Gericht: Europäischer Gerichtshof
Urteil verkündet am 15.05.2003
Aktenzeichen: C-419/01
Rechtsgebiete: Richtlinie 91/271/EWG


Vorschriften:

Richtlinie 91/271/EWG Art. 5
Diese Entscheidung enthält keinen zur Veröffentlichung bestimmten Leitsatz.
Quelle: Gerichtshof der Europäischen Gemeinschaften in L-2925 Luxemburg

Urteil des Gerichtshofes (Sechste Kammer) vom 15. Mai 2003. - Kommission der Europäischen Gemeinschaften gegen Königreich Spanien. - Vertragsverletzung eines Mitgliedstaats - Richtlinie 91/271/EWG - Artikel 5 - Behandlung von kommunalem Abwasser - Fehlende Ausweisung empfindlicher Gebiete. - Rechtssache C-419/01.

Parteien:

In der Rechtssache C-419/01

Kommission der Europäischen Gemeinschaften, vertreten durch G. Valero Jordana als Bevollmächtigten, Zustellungsanschrift in Luxemburg,

Klägerin,

gegen

Königreich Spanien, vertreten durch L. Fraguas Gadea als Bevollmächtigte, Zustellungsanschrift in Luxemburg,

eklagter,

wegen Feststellung, dass das Königreich Spanien dadurch gegen seine Verpflichtungen aus Artikel 5 der Richtlinie 91/271/EWG des Rates vom 21. Mai 1991 über die Behandlung von kommunalem Abwasser (ABl. L 135, S. 40) verstoßen hat, dass es nur in einigen Regionen seines Hoheitsgebiets empfindliche Gebiete ausgewiesen hat,

erlässt

DER GERICHTSHOF (Sechste Kammer)

unter Mitwirkung des Kammerpräsidenten J.-P. Puissochet sowie der Richter R. Schintgen und C. Gulmann, der Richterin F. Macken (Berichterstatterin) und des Richters J. N. Cunha Rodrigues,

Generalanwalt: F. G. Jacobs,

Kanzler: R. Grass,

aufgrund des Berichts des Berichterstatters,

nach Anhörung der Schlussanträge des Generalanwalts in der Sitzung vom 30. Januar 2003

folgendes

Urteil

Entscheidungsgründe:

1 Die Kommission der Europäischen Gemeinschaften hat mit Klageschrift, die am 23. Oktober 2001 bei der Kanzlei des Gerichtshofes eingegangen ist, gemäß Artikel 226 EG Klage erhoben auf Feststellung, dass das Königreich Spanien dadurch gegen seine Verpflichtungen aus Artikel 5 der Richtlinie 91/271/EWG des Rates vom 21. Mai 1991 über die Behandlung von kommunalem Abwasser (ABl. L 135, S. 40, im Folgenden: Richtlinie) verstoßen hat, dass es nur in einigen Regionen seines Hoheitsgebiets empfindliche Gebiete ausgewiesen hat.

Rechtlicher Rahmen

2 Nach ihrem Artikel 1 betrifft die Richtlinie das Sammeln, Behandeln und Einleiten von kommunalem Abwasser und das Behandeln und Einleiten von Abwasser bestimmter Industriebranchen. Sie bezweckt, die Umwelt vor den schädlichen Auswirkungen dieses Abwassers zu schützen.

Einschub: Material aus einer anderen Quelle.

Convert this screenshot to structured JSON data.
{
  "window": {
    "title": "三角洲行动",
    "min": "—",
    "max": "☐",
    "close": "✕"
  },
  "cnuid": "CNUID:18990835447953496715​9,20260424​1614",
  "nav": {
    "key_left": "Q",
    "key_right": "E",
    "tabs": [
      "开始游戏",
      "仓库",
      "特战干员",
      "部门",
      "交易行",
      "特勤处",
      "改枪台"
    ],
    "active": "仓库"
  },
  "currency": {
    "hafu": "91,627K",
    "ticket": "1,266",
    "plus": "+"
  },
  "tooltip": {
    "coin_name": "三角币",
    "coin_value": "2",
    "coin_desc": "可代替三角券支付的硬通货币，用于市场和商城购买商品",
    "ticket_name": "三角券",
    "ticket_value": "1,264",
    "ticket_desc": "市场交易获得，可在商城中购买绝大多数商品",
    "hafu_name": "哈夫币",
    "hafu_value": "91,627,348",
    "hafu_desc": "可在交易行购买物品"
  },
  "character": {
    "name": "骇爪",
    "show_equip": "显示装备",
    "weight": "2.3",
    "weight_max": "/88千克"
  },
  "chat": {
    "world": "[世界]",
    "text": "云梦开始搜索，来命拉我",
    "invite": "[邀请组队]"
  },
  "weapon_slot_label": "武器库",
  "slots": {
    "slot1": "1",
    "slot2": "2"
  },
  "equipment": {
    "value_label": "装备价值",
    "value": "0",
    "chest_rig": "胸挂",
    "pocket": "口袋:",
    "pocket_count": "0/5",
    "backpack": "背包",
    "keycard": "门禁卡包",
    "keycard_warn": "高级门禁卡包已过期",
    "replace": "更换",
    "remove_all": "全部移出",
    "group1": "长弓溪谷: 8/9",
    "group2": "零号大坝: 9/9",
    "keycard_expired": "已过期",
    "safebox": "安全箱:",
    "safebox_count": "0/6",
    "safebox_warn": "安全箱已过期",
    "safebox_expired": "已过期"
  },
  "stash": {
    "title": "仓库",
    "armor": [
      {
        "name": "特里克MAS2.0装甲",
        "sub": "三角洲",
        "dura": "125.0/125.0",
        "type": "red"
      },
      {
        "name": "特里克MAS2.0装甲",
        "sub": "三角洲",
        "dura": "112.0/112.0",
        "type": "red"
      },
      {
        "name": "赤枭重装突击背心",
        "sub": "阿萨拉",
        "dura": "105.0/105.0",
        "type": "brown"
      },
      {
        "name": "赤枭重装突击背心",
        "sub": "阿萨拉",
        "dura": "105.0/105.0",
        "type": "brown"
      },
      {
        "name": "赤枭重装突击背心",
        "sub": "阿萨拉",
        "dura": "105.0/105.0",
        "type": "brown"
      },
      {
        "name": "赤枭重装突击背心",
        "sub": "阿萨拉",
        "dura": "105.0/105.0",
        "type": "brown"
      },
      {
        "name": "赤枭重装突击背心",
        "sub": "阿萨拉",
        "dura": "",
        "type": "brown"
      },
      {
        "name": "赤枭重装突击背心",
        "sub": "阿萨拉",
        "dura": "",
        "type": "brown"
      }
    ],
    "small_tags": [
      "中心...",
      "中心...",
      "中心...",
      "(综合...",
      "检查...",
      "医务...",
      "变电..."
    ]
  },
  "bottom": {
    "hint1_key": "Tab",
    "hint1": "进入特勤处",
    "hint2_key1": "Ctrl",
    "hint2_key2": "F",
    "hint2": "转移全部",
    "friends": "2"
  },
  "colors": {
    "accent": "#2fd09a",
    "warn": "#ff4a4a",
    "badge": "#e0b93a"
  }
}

3 Artikel 2 der Richtlinie definiert kommunales Abwasser" als häusliches Abwasser oder Gemisch aus häuslichem und industriellem Abwasser und/oder Niederschlagswasser".

4 Artikel 5 Absätze 1 und 2 der Richtlinie bestimmt:

(1) Für die Zwecke des Absatzes 2 weisen die Mitgliedstaaten bis zum 31. Dezember 1993 empfindliche Gebiete gemäß den in Anhang II festgelegten Kriterien aus.

(2) Die Mitgliedstaaten stellen sicher, dass das in empfindliche Gebiete eingeleitete kommunale Abwasser aus Kanalisationen von Gemeinden mit mehr als 10 000 EW [Einwohnerwerten] spätestens ab 31. Dezember 1998 vor dem Einleiten in Gewässer einer weiter gehenden als der in Artikel 4 beschriebenen Behandlung unterzogen wird."

5 Nach Artikel 19 Absatz 1 der Richtlinie hatten die Mitgliedstaaten die erforderlichen Rechts- und Verwaltungsvorschriften zu erlassen, um der Richtlinie bis zum 30. Juni 1993 nachzukommen, und die Kommission unverzüglich davon in Kenntnis zu setzen.

Vorverfahren

6 Mit Schreiben vom 16. April 1997 forderte die Kommission die spanische Regierung auf, ihr mitzuteilen, welche Maßnahmen ergriffen worden seien, um den Verpflichtungen aus den Artikeln 5, 11 und 13 der Richtlinie nachzukommen. Da sie darauf keine Antwort erhielt, übersandte ihr die Kommission am 7. August 1997 ein Mahnschreiben.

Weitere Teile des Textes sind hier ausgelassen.